Quelques années et aléas de la vie plus tard, les trois frères abandonnent la voie du Rock and Roll pour emprunter celle de la chanson française traditionnelle : « le déserteur », « Ne joue pas au soldat » « Maman, la plus belle du monde »... Le succès les y attend et Ils seront récompensés par sept disques d’or et de nombreux disques de platine. Leur mérite est d’avoir été un groupe à la fois original qui, sans jamais suivre la mode musicale, a su s’imposer en enregistrant des chansons oubliées du répertoire Français pour en faire des succès. Le livre hommage de Chantal Losfeld leurest d’ailleurs consacré. Sorti en avril dernier aux Presses du Midi, il s’intitule « Les Sunlights, chronique d’hier et d’aujourd’hui ».
En ce 4 mai 2013, les Vinyls ont eu l’honneur d’assurer la première partie des Sunlights, désormais réduits à deux, leur frère Bruno étant décédé en 2007. Jacky Delmone, un remarquable chanteur et showman, crédité lui aussi d’une longue carrière, était également à l’affiche du spectacle se déroulant dans le magnifique Centre Marius Staquet de Mouscron en Belgique qui, pour l’occasion a dû refuser plus de cent spectateurs, la salle affichant complet depuis une semaine.
Etant de la partie, nous avions forcément un regard différent de celui du spectateur venu simplement voir et écouter ses artistes préférés. Et ce qui nous a d’abord frappés chez Sergio et Aldo est leur professionnalisme. Leur façon naturelle d’occuper l’espace, leur présence sur scène montrent leur parfaite maitrise de cet art difficile de se produire devant un public. A travers leur répertoire, ils nous ont aussi rappelé à quel point les vrais chansons françaises étaient poétiques et éternelles (« la Mer », « les roses blanches » …). La nostalgie qui se dégage de leurs chansons ne les empêche pas de faire preuve d’un humour très fin. Mais aussi d’abnégation : Sergio frappé d’un méchant rhume souffrait d’un mal de gorge épouvantable et sa douleur, lorsqu’il allait chercher les notes aigues, était perceptible de la salle. Mais il a tenu jusqu’au bout, chapeau !
Nous avons eu le privilège de les accompagner dans l’ultime morceau de leur spectacle, « Quand on est musicien ». Là encore, nous avons ressenti que le travail est plus facile lorsqu’il est dirigé par de vrais pros. Quand je dis « ultime », le mot n’est pas exagéré, puisque les Sunlights avaient décidé de terminer leur longue carrière sur ce concert à Mouscron, une carrière qui pour Sergio s’est achevée comme elle avait commencé, à la contrebasse. En effet, pendant l’exécution de la chanson, il s’est emparé de la contrebasse de Jean-Philippe et a retrouvé les sensations de ses débuts, il y a cinquante ans. Pour nous, jouer avec les Sunlights fut donc à la fois un honneur d’accompagner leur sortie et un souvenir impérissable.

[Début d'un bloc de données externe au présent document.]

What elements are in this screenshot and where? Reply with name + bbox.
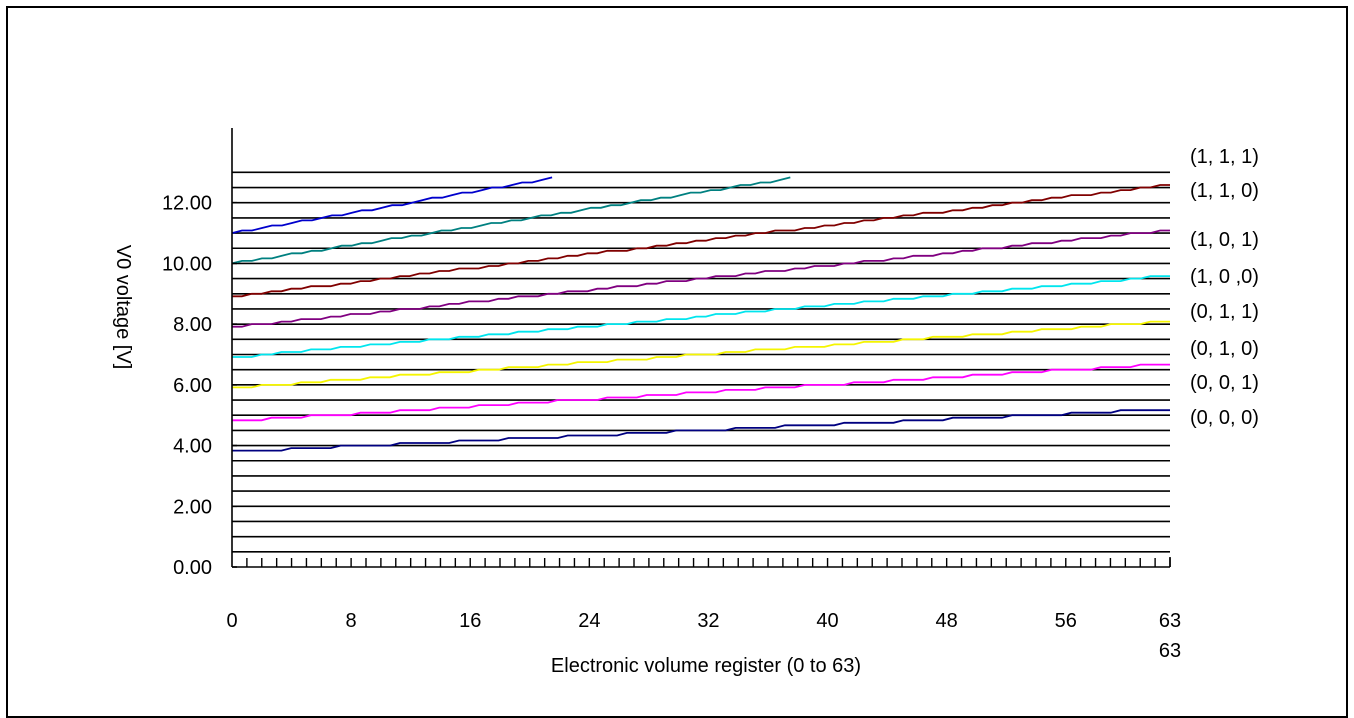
legend-label-4: (0, 1, 1) [1190, 301, 1259, 323]
x-tick-label: 0 [226, 610, 237, 632]
axis-layer [231, 128, 1171, 568]
legend-label-3: (1, 0 ,0) [1190, 266, 1259, 288]
series-line-6 [232, 363, 1170, 422]
x-tick-label: 8 [346, 610, 357, 632]
legend-label-6: (0, 0, 1) [1190, 372, 1259, 394]
x-tick-label: 16 [459, 610, 481, 632]
series-line-5 [232, 320, 1170, 389]
legend-label-7: (0, 0, 0) [1190, 407, 1259, 429]
x-axis-label: Electronic volume register (0 to 63) [551, 655, 861, 677]
x-extra-tick-label: 63 [1159, 640, 1181, 662]
series-layer [231, 176, 1170, 452]
x-tick-label: 56 [1055, 610, 1077, 632]
series-line-1 [231, 176, 791, 265]
y-tick-label: 8.00 [173, 314, 212, 336]
grid-layer [232, 171, 1170, 553]
x-tick-label: 63 [1159, 610, 1181, 632]
y-tick-label: 12.00 [162, 193, 212, 215]
y-tick-label: 4.00 [173, 436, 212, 458]
y-tick-label: 6.00 [173, 375, 212, 397]
y-tick-label: 2.00 [173, 496, 212, 518]
y-axis-label: V0 voltage [V] [112, 245, 134, 370]
legend-label-5: (0, 1, 0) [1190, 338, 1259, 360]
text-layer: Electronic volume register (0 to 63) 63 … [112, 146, 1259, 677]
x-tick-label: 24 [578, 610, 600, 632]
series-line-7 [232, 409, 1170, 452]
series-line-3 [232, 229, 1170, 328]
legend-label-2: (1, 0, 1) [1190, 229, 1259, 251]
series-line-2 [232, 184, 1170, 298]
legend-label-0: (1, 1, 1) [1190, 146, 1259, 168]
x-tick-label: 32 [697, 610, 719, 632]
x-tick-label: 48 [936, 610, 958, 632]
y-tick-label: 10.00 [162, 253, 212, 275]
series-line-4 [232, 275, 1170, 358]
legend-label-1: (1, 1, 0) [1190, 180, 1259, 202]
x-tick-label: 40 [816, 610, 838, 632]
series-line-0 [231, 176, 553, 234]
y-tick-label: 0.00 [173, 557, 212, 579]
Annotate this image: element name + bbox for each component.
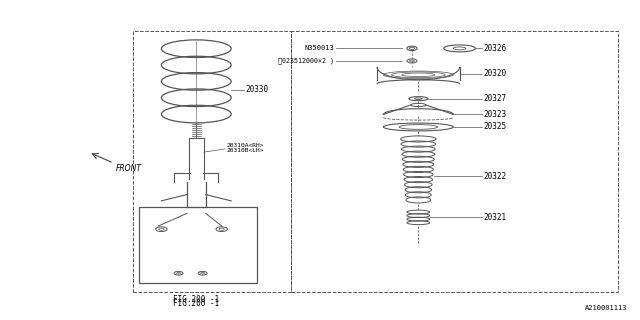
Text: 20321: 20321 [484, 213, 507, 222]
Text: 20325: 20325 [484, 123, 507, 132]
Text: N350013: N350013 [304, 45, 334, 52]
Text: 20326: 20326 [484, 44, 507, 53]
Text: A210001113: A210001113 [585, 305, 628, 311]
Text: FIG.200 -1: FIG.200 -1 [173, 295, 220, 304]
Text: 20310A<RH>: 20310A<RH> [227, 143, 264, 148]
Text: 20320: 20320 [484, 69, 507, 78]
Text: 20323: 20323 [484, 110, 507, 119]
Text: 20322: 20322 [484, 172, 507, 180]
Text: 20330: 20330 [246, 85, 269, 94]
Text: FRONT: FRONT [116, 164, 141, 173]
Text: FIG.200 -1: FIG.200 -1 [173, 299, 220, 308]
Text: 20327: 20327 [484, 94, 507, 103]
Text: ⓝ023512000×2 ): ⓝ023512000×2 ) [278, 58, 334, 64]
Text: 20310B<LH>: 20310B<LH> [227, 148, 264, 153]
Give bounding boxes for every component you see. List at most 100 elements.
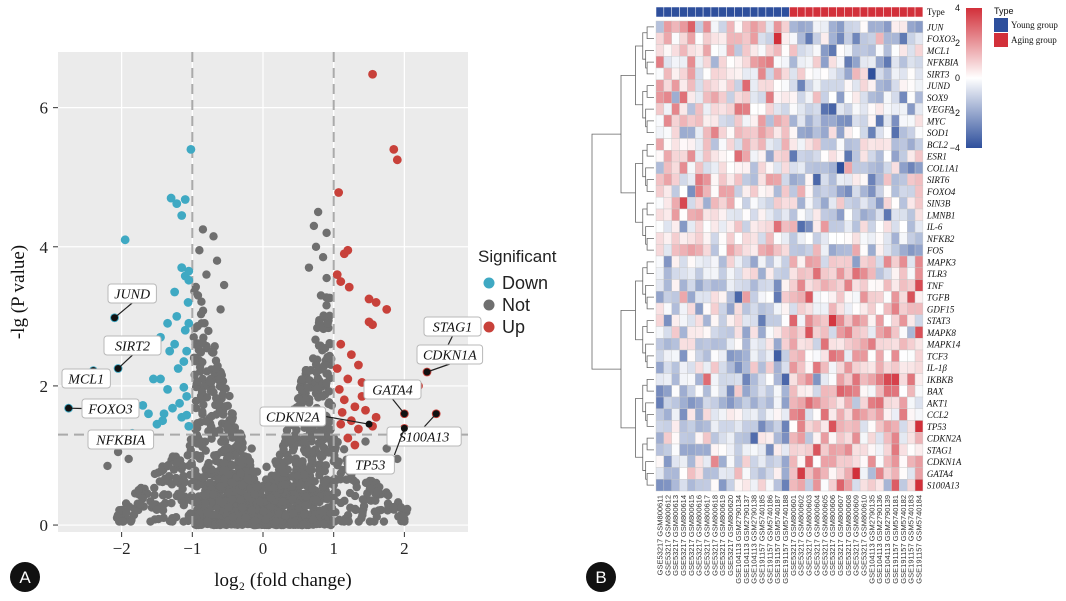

Leur talent, leur expérience, tous leurs disques d’or ne les empêchent pas d’être en dehors de la scène des hommes charmants, humbles et gentils. Ils nous ont traités en amis, sur un pied d’égalité.
Leur attitude prouve leur élégance, mais aussi la valeur des Vinyls. Si nous avions étés médiocres, les Sunlights auraient certainement été aussi gentils avec nous, car ils sont foncièrement gentils, mais peut-être plus condescendants également. Ce ne fut pas le cas, car nous avons produits un excellent spectacle qui restera dans les mémoires, avec un Alexandre déchainé.
Ce soir-là, nous avons pris conscience que désormais, Les Vinyls jouent dans la cour des grands.